Eine weitere Teilnehmerin der Kundgebung war Stefania Corisi. Ihr Mann und ihr Vater arbeiteten in dem Stahlwerk, beide sind tot. Nun fürchtet Corisi um die Gesundheit ihrer beiden Töchter. "Die Kinder kommen beim Spielen draußen mit Sachen in Berührung, die sie nicht anfassen sollten. Ich fühle mich verantwortlich, denn ich habe ja auch für sie entschieden, hier zu leben."

"Kinder sehen ihre Väter und Mütter sterben"

Die Kinderärztin Grazia Parisi arbeitet seit 15 Jahren hier. Sie sagt, die Zukunft vieler Kinder sei ungewiss.

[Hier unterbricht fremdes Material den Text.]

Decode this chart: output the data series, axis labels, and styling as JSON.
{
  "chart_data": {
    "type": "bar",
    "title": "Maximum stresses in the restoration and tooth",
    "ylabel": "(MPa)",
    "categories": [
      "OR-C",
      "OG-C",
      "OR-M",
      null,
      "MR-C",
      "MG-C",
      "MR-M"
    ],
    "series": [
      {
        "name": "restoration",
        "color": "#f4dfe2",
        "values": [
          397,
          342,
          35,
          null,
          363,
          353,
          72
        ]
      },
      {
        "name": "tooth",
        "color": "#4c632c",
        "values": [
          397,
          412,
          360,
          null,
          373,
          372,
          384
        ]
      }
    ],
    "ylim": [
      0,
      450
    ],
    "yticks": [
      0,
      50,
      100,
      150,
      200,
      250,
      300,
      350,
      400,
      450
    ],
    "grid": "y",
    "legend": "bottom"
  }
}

"Manche Kinder fragen mich, ob sie nicht so lange leben wie andere Kinder, die nicht in Tarent wohnen. Ich kenne Familien, die schwer gelitten haben. Kinder haben gesehen, wie ihre Tanten, ihre Onkel und auch Großeltern in einem jungen Alter starben, ebenso ihre Mütter, Väter, Brüder und Schwestern."

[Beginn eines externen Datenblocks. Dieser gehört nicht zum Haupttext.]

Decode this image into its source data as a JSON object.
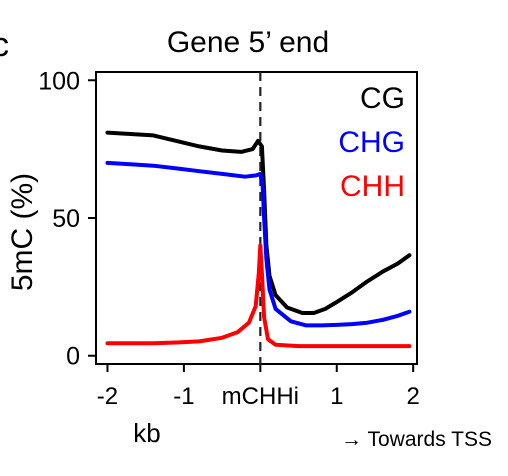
{
  "panel_letter": "c",
  "chart_data": {
    "type": "line",
    "title": "Gene 5’ end",
    "xlabel": "kb",
    "ylabel": "5mC (%)",
    "direction_note": "→ Towards TSS",
    "xlim": [
      -2.15,
      2.05
    ],
    "ylim": [
      -3,
      103
    ],
    "x_ticks": [
      {
        "value": -2,
        "label": "-2"
      },
      {
        "value": -1,
        "label": "-1"
      },
      {
        "value": 0,
        "label": "mCHHi"
      },
      {
        "value": 1,
        "label": "1"
      },
      {
        "value": 2,
        "label": "2"
      }
    ],
    "y_ticks": [
      {
        "value": 0,
        "label": "0"
      },
      {
        "value": 50,
        "label": "50"
      },
      {
        "value": 100,
        "label": "100"
      }
    ],
    "reference_line": {
      "x": 0,
      "style": "dashed"
    },
    "legend_position": "top-right",
    "series": [
      {
        "name": "CG",
        "color": "#000000",
        "points": [
          [
            -2.0,
            81
          ],
          [
            -1.7,
            80.5
          ],
          [
            -1.4,
            80
          ],
          [
            -1.1,
            78
          ],
          [
            -0.8,
            76
          ],
          [
            -0.5,
            74.5
          ],
          [
            -0.25,
            74
          ],
          [
            -0.1,
            75
          ],
          [
            -0.03,
            78
          ],
          [
            0.02,
            76
          ],
          [
            0.05,
            60
          ],
          [
            0.08,
            40
          ],
          [
            0.12,
            29
          ],
          [
            0.2,
            22
          ],
          [
            0.35,
            17.5
          ],
          [
            0.55,
            15.5
          ],
          [
            0.7,
            15.5
          ],
          [
            0.85,
            17
          ],
          [
            1.0,
            19.5
          ],
          [
            1.2,
            23
          ],
          [
            1.4,
            27
          ],
          [
            1.6,
            30.5
          ],
          [
            1.8,
            33.5
          ],
          [
            1.95,
            36.5
          ]
        ]
      },
      {
        "name": "CHG",
        "color": "#0000ff",
        "points": [
          [
            -2.0,
            70
          ],
          [
            -1.7,
            69.5
          ],
          [
            -1.4,
            69
          ],
          [
            -1.1,
            68
          ],
          [
            -0.8,
            67
          ],
          [
            -0.5,
            66
          ],
          [
            -0.2,
            65
          ],
          [
            -0.05,
            65.5
          ],
          [
            0.0,
            66
          ],
          [
            0.03,
            62
          ],
          [
            0.05,
            50
          ],
          [
            0.08,
            35
          ],
          [
            0.12,
            24
          ],
          [
            0.2,
            17
          ],
          [
            0.4,
            12.5
          ],
          [
            0.6,
            11
          ],
          [
            0.8,
            11
          ],
          [
            1.0,
            11.2
          ],
          [
            1.2,
            11.5
          ],
          [
            1.4,
            12
          ],
          [
            1.6,
            13
          ],
          [
            1.8,
            14.5
          ],
          [
            1.95,
            16
          ]
        ]
      },
      {
        "name": "CHH",
        "color": "#ff0000",
        "points": [
          [
            -2.0,
            4.5
          ],
          [
            -1.7,
            4.5
          ],
          [
            -1.4,
            4.5
          ],
          [
            -1.1,
            4.8
          ],
          [
            -0.8,
            5.2
          ],
          [
            -0.5,
            6.5
          ],
          [
            -0.3,
            8.5
          ],
          [
            -0.15,
            12
          ],
          [
            -0.06,
            18
          ],
          [
            -0.02,
            30
          ],
          [
            0.0,
            40
          ],
          [
            0.02,
            30
          ],
          [
            0.05,
            14
          ],
          [
            0.1,
            6
          ],
          [
            0.2,
            4
          ],
          [
            0.5,
            3.5
          ],
          [
            1.0,
            3.5
          ],
          [
            1.5,
            3.5
          ],
          [
            1.95,
            3.5
          ]
        ]
      }
    ]
  }
}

Kinderärztin Grazia Parisi

Die Menschen haben hier teils so etwas wie ein Ausgehverbot, besonders an windigen Tagen, wenn der Wind so stark ist, dass das Risiko durch die Emissionen der Fabrik stark ansteigt.

Die Behörden rufen bei Wind alle Menschen auf, drinnen zu bleiben, die Fenster zu schließen. Lucia Zito wohnt seit 52 Jahren gegenüber der Fabrik. Sie will nicht aufgeben. Ihre beiden Brüder, die in der Anlage arbeiteten, haben Krebs. Sie selbst hatte über Jahre giftigen Staub, der von dem Werk stammt, in ihrer Wohnung.

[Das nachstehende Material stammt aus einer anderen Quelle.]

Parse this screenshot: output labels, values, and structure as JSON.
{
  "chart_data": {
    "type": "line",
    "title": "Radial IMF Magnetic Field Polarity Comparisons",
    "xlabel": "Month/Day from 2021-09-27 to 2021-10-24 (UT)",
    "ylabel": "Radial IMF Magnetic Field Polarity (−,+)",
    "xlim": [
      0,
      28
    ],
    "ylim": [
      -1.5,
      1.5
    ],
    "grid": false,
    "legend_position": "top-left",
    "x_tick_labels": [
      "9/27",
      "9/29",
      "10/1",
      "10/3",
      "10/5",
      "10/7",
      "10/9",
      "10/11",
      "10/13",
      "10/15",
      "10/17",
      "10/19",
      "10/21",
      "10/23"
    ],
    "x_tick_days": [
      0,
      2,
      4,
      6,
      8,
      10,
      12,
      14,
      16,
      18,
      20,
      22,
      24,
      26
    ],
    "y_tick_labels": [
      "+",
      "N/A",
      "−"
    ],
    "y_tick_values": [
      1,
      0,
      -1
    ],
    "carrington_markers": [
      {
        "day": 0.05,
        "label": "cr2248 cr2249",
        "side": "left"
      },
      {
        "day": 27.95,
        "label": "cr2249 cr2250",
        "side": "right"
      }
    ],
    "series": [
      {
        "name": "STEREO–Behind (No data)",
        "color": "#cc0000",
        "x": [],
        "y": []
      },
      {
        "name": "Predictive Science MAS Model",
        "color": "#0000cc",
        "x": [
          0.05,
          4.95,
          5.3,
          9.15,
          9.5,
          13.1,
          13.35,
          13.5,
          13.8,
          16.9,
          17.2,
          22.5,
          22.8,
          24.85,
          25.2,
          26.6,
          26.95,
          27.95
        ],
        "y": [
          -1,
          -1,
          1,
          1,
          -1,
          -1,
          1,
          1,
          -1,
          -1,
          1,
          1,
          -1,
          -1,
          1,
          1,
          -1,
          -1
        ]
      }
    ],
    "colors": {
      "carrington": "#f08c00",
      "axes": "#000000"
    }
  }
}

"Sie sagen, wir sollen die Türen und Fenster schließen. Ich habe das nie gemacht. Ich habe sie immer offen gelassen. Man kann sich doch nicht in seiner eigenen Wohnung einsperren. Überall ist Staub. Ich bin andauernd damit beschäftigt, das Haus zu putzen. Meine Fingernägel sind kaputt."

Stahlwerk könnte bald geschlossen werden - Proteste von Arbeitern

Die Anlage könnte tatsächlich bald geschlossen werden. Vor kurzem protestierten zahlreiche Arbeiter dagegen. Sie fürchten Massenentlassungen. In der strukturschwachen Region mit hoher Arbeitslosigkeit hat das Werk eine große wirtschaftliche und soziale Bedeutung.

Der Stahlkonzern hatte Anfang November mitgeteilt, die vor einem Jahr besiegelte Übernahme des Werks rückgängig zu machen. Als Grund nannte er jüngste Änderungen in der italienischen Gesetzgebung, mit denen eine Immunität für eventuelle Verstöße gegen Umweltbestimmungen aufgehoben würde.

Reuters
Regierungschef Giuseppe ConteReuters

Hinzu kommt ein Gerichtsentscheid, nach dem ein Hochofen bald geschlossen werden müsste. ArcelorMittal sieht sich nun berechtigt, von einer Ausstiegsklausel im Vertrag Gebrauch zu machen.

Die italienische Regierung reagierte verärgert. Ministerpräsident Giuseppe Conte traf sich mehrere Stunden mit der ArcelorMittal-Führung. Danach teilte er mit, der Konzern wolle 5000 von 10 700 Arbeitsplätzen streichen. "Es ist für uns völlig inakzeptabel, 5000 Arbeiter, 5000 Familien ohne Arbeit und ohne Zukunft zu lassen", sagte Conte.